Panoramic view of Hotel Plesnik nestled in Slovenia's alpine glacial valley surrounded by mountains

5 European Spots Turning Sustainability Into Art

🤯 Mind Blown

From a Slovenian Alpine hotel reshaping fine dining with zero-waste menus to a Turkish shipyard reborn as a waterfront sanctuary, Europe's newest destinations prove sustainability and beauty can thrive together. TIME's 2026 World's Greatest Places list celebrates spaces where innovation meets heritage.

A 700-year-old family hotel in Slovenia is proving that luxury and sustainability aren't just compatible—they're transforming what fine dining can be.

Hotel Plesnik sits nestled in a protected glacial basin near Slovenia's Kamnik-Savinja Alps, where it earned recognition as the "Best Boutique Hotel in the World" in 2016. The 42-room Alpine retreat now leads a quiet revolution in mountain cuisine through its rigorous zero-waste, hyper-local food philosophy at Restaurant Plesnik.

Chefs craft tasting menus from wild herbs foraged nearby, morels grown behind the hotel, and fermented cottage cheese from neighboring farms.

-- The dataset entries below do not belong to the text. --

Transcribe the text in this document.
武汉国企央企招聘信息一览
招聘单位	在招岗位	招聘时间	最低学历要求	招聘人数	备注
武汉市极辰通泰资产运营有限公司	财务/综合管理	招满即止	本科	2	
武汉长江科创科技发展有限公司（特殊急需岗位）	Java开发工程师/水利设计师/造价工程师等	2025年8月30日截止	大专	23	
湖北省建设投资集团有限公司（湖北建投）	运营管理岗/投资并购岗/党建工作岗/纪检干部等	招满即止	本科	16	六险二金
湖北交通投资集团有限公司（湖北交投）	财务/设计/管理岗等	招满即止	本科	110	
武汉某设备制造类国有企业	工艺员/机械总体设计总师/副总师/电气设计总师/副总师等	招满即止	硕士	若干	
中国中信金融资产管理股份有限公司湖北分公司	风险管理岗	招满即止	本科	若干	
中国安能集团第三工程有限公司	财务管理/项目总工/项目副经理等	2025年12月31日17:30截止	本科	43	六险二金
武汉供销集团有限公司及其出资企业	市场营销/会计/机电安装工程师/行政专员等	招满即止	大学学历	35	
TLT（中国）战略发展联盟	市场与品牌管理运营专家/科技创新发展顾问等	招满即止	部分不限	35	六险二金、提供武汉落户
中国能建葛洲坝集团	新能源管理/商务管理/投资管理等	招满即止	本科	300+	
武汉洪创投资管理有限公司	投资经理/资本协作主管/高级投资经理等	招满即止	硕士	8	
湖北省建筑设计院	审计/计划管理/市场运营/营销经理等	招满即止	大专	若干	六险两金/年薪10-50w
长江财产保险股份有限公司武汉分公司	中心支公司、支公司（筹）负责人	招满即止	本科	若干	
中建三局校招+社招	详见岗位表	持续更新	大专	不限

What arrives on guests' plates changes with pasture cycles, alpine summers, and snowfall patterns—a radical departure from typical hotel dining.

The commitment extends beyond the kitchen. Travelers soak in forest-facing saunas, swim in a natural pool pond, and wake to panoramic mountain views that have remained largely unchanged for centuries.

Meanwhile in Istanbul, a military shipyard closed to the public for over a century reopened in September 2025 as Aliée Istanbul. The transformation brought 122 rooms and serviced apartments to the Golden Horn waterfront, complete with lagoon-style pools and a 43,000-square-foot spa featuring Turkish hammams and personalized wellness programs.

5 European Spots Turning Sustainability Into Art

The hotel's courtyard showcases Ottoman-era stone walls beneath a soaring glass roof, now home to rotating art installations. Guests access the water by private boat and can take rowing lessons on the historic waterway.

In Amsterdam, the Art Zoo Museum turns taxidermy into theatrical art inside a 17th-century canal house. Visitors marvel at a 16-foot crocodile and leaping cheetahs while stepping inside custom-made cages—a reversal that challenges how humans view wildlife and responsibility.

Every piece comes from zoo animals that died naturally, maintaining strict ethical standards while creating what feels like a modern cabinet of wonders.

Poland's Blow Up Hall takes a different approach to immersive experience. The converted 19th-century brewery in Poznań eliminated reception desks, room keys, and even room numbers. Guests receive an iPhone upon arrival to find and unlock their minimalist rooms, each surrounded by rotating installations from artists like Rafael Lozano-Hemmer.

The Ripple Effect

These destinations share something beyond stunning design: they're redefining what progress looks like in hospitality. Hotel Plesnik's zero-waste kitchen influences how other mountain retreats think about sourcing. Aliée Istanbul shows how industrial heritage sites can transform into community gathering spaces. Art Zoo Museum proves ethical taxidermy can educate while entertaining.

Even Malmö's Love skateboarding park—recreated from Philadelphia's demolished original using the Latin "spolia" tradition of repurposing materials—functions as what locals call a "Third Space" where communities naturally gather.

These aren't just beautiful places to visit; they're working models for how tourism can honor history, protect environments, and bring people together without compromising on experience or accessibility.